The Challenges Of Building Technology For Financial Advisors

Headlines like Michael Kitces’ “The Sorry State Of Risk Tolerance Questionnaires” disappoint me but they also motivate. Criticism is how we improve and a new version of Pocket Risk is launching soon. Advisor technology has its challenges. Yet I rarely hear voices from the other side. The founders, CEOs and CTOs of advisor tech companies giving their perspective. This is an honest post about building technology for financial advisors from an advisor tech CEO.
1. Advisors vs Clients – Most advisor tech is designed to benefit the client, but occasionally, the interests of the advisor and the client conflict.
A simple example is disclosures. Should technology providers put them at the top of the page with a large font or bury them at the bottom, just meeting the minimally regulated font size? Technology providers walk a tightrope between what is best for the client and what the advisor requests.
I’ve had to make dozens of these decisions over the years and since advisors “pay the salaries” there is no pretending they have a loud voice. But first we have ethics and refuse to work with advisors who seek to maximally manipulate features to their advantage.
99.9% of the time advisors just want to be efficient and regulations have them contorted in the most uncomfortable ways.
As a technology provider, having to constantly think about advisors AND clients, makes for slower technology development. Just imagine trying to build a product that simultaneously satisfies an advanced practitioner and a complete novice.
2. Data Security and Integrations – After the defense industry, financial services firms host the most private data.
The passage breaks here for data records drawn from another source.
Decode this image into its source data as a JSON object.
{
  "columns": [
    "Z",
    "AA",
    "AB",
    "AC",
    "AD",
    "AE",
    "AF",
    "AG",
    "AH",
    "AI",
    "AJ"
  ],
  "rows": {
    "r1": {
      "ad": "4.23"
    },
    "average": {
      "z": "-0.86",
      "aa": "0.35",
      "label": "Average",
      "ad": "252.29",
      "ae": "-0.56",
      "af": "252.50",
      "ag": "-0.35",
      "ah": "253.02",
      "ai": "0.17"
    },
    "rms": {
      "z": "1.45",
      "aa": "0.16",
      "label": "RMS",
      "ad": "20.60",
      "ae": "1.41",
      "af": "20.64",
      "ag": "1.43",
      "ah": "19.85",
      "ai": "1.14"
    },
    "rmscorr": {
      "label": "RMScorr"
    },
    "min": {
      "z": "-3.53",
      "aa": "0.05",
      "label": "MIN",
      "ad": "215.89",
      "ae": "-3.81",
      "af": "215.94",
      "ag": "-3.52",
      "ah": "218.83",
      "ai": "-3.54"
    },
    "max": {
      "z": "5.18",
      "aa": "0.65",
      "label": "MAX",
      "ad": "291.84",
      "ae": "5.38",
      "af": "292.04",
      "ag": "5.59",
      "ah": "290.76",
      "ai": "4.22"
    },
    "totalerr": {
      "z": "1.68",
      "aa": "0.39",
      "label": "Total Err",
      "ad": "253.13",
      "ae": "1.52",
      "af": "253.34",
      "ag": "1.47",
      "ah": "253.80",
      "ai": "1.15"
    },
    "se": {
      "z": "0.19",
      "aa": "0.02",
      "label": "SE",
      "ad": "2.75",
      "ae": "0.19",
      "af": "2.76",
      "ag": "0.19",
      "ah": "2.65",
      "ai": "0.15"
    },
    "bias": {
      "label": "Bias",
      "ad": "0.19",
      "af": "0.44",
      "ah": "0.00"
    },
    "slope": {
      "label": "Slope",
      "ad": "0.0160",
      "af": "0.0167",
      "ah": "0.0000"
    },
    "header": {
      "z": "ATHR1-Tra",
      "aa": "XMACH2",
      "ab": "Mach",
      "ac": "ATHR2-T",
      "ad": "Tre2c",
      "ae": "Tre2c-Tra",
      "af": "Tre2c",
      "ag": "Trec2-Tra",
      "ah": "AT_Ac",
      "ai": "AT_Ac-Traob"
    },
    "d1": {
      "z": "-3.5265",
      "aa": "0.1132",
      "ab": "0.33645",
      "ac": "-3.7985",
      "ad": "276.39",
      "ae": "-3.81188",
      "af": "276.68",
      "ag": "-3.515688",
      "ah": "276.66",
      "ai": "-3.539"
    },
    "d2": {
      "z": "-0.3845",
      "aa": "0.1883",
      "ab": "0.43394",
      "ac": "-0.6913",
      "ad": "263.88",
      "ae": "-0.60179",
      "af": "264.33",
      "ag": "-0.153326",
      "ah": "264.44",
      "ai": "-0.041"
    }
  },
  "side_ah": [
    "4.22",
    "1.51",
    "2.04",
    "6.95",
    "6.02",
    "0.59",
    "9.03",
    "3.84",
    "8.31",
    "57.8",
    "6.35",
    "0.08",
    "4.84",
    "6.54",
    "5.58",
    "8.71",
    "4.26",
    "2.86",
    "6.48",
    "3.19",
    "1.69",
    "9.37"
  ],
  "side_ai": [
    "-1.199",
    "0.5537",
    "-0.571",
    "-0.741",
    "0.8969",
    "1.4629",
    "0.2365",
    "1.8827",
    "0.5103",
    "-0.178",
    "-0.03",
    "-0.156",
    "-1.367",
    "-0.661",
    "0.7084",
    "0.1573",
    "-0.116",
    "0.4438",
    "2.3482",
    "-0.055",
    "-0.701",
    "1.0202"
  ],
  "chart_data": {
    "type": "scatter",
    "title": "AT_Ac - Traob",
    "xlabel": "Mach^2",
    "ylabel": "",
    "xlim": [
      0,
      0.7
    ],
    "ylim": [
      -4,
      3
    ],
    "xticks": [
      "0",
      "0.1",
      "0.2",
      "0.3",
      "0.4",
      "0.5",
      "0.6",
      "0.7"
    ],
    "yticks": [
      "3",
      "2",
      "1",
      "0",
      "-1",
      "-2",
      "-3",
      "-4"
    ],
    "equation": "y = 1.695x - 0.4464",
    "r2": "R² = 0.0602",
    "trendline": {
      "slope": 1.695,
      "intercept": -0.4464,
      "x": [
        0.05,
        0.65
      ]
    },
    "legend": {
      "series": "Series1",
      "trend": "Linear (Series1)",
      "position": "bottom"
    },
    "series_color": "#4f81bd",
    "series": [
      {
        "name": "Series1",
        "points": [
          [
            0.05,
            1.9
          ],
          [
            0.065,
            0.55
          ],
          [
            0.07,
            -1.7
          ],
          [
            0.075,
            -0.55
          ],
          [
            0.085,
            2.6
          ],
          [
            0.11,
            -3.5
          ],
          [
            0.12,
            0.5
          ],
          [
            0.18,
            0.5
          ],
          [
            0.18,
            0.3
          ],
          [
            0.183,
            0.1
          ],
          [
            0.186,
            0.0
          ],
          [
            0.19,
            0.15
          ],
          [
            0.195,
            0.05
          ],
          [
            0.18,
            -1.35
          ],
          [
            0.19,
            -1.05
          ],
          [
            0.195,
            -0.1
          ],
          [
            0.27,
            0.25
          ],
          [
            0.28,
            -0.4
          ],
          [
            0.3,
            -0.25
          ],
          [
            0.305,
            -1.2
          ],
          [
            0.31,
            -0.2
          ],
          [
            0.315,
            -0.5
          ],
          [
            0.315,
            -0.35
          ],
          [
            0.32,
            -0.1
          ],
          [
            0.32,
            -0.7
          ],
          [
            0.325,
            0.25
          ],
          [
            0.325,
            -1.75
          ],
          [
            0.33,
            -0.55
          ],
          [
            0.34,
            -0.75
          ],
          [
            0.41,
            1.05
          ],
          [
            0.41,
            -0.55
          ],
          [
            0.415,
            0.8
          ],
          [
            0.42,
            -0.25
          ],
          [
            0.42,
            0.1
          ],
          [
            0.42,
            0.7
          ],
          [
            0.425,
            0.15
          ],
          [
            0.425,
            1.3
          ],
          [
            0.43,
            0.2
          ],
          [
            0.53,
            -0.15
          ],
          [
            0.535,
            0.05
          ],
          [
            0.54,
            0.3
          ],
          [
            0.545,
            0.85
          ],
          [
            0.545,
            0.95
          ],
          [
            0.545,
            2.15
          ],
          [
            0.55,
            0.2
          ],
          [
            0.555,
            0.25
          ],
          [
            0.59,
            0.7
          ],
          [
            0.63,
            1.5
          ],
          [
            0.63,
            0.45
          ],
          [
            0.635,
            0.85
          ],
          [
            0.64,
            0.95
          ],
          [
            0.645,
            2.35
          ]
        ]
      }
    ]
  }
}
This makes companies reluctant to share and integrate. Most integrations happen because a relationship has developed between CEOs of two companies (usually beginning at Technology Tools For Today). But that relationship can take years, while advisors sit and wait. Very few companies have open APIs. Redtail is one of the exceptions.
3. Fractured Industry – The term “financial advisor” is too broad. We routinely find that broker-dealers want something different from independent RIAs. Not to mention the issues involved serving advisors internationally. 
Creating advisor tech to satisfy all advisors is impossible, because the constituents want many different things. Using Pocket Risk as example, we have demands to turn our product into a sales tool, a compliance check, a client behavioral management tool and sundry other services.
Conclusion
So looking forward, I see a few things have to happen for advisors to get better tech. Firstly, tech firms will have to specialize and only serve certain parts of the market (e.g. broker-dealers vs independent RIAs). Whether this can be done profitably remains to be seen. Secondly, advisor tech firms need to establish a security standard so they can easily share data. Orion has done some work in this area. Lastly, ultimately all advisors will be working in a client’s best interest and that will make technology development simpler.